Proton range verification in homogeneous materials through acoustic measurements

Clinical proton beam quality assurance (QA) requires a simple and accurate method to measure the proton beam Bragg peak (BP) depth. Protoacoustics, the measurement of the pressure waves emitted by thermal expansion resulting from proton dose deposition, may be used to obtain the depth of the BP in a phantom by measuring the time-of-flight of the pressure wave. Rectangular and cylindrical phantoms of different materials (aluminum, lead, and polyethylene) were used for protoacoustic studies. Four different methods for analyzing the protoacoustic signals are compared. Data analysis shows that, for Methods 1 and 2, plastic phantoms have better accuracy than metallic ones because of the lower speed of sound.

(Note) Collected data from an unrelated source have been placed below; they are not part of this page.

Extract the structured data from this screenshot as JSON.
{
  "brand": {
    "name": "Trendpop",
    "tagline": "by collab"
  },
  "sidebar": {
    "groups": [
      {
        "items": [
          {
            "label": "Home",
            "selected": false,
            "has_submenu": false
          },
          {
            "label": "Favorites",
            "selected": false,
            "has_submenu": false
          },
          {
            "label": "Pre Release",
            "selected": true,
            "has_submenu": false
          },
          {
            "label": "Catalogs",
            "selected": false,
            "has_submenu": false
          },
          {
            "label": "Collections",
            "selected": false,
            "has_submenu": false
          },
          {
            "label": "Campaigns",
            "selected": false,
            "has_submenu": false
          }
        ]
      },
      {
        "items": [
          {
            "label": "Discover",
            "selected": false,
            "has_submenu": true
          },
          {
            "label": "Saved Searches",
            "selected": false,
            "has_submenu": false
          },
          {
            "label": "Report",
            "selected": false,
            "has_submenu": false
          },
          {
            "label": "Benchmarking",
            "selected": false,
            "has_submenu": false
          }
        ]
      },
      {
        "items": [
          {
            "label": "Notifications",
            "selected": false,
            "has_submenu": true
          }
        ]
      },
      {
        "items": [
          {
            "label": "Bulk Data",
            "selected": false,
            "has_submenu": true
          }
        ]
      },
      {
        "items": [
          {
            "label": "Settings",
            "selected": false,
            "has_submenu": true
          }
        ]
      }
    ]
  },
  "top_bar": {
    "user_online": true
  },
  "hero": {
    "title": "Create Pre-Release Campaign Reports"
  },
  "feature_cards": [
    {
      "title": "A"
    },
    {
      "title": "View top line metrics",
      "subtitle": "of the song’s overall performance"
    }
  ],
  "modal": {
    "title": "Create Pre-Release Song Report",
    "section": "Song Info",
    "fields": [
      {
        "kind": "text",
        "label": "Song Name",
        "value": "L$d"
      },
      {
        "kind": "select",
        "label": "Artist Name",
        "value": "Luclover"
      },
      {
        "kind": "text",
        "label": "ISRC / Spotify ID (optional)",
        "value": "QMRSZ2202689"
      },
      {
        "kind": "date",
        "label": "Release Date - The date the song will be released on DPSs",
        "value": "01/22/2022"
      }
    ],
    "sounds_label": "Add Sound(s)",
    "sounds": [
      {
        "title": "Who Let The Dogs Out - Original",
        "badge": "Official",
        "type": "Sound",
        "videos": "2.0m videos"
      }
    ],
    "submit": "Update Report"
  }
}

Method 3 does not require characterizing the speed of sound in the material, but it results in the largest error. Method 4 exhibits minimal error, less than 3 mm (with an uncertainty 1.5 mm) for all the materials and geometries. Psuedospectral wave-equation simulations (k-Wave MATLAB toolbox) are used to understand the origin of acoustic reflections within the phantom. The presented simulations and experiments show that protoacoustic measurements may provide a low cost and simple QA procedure for proton beam range verification as long as the proper phantoms and calculation methods are used.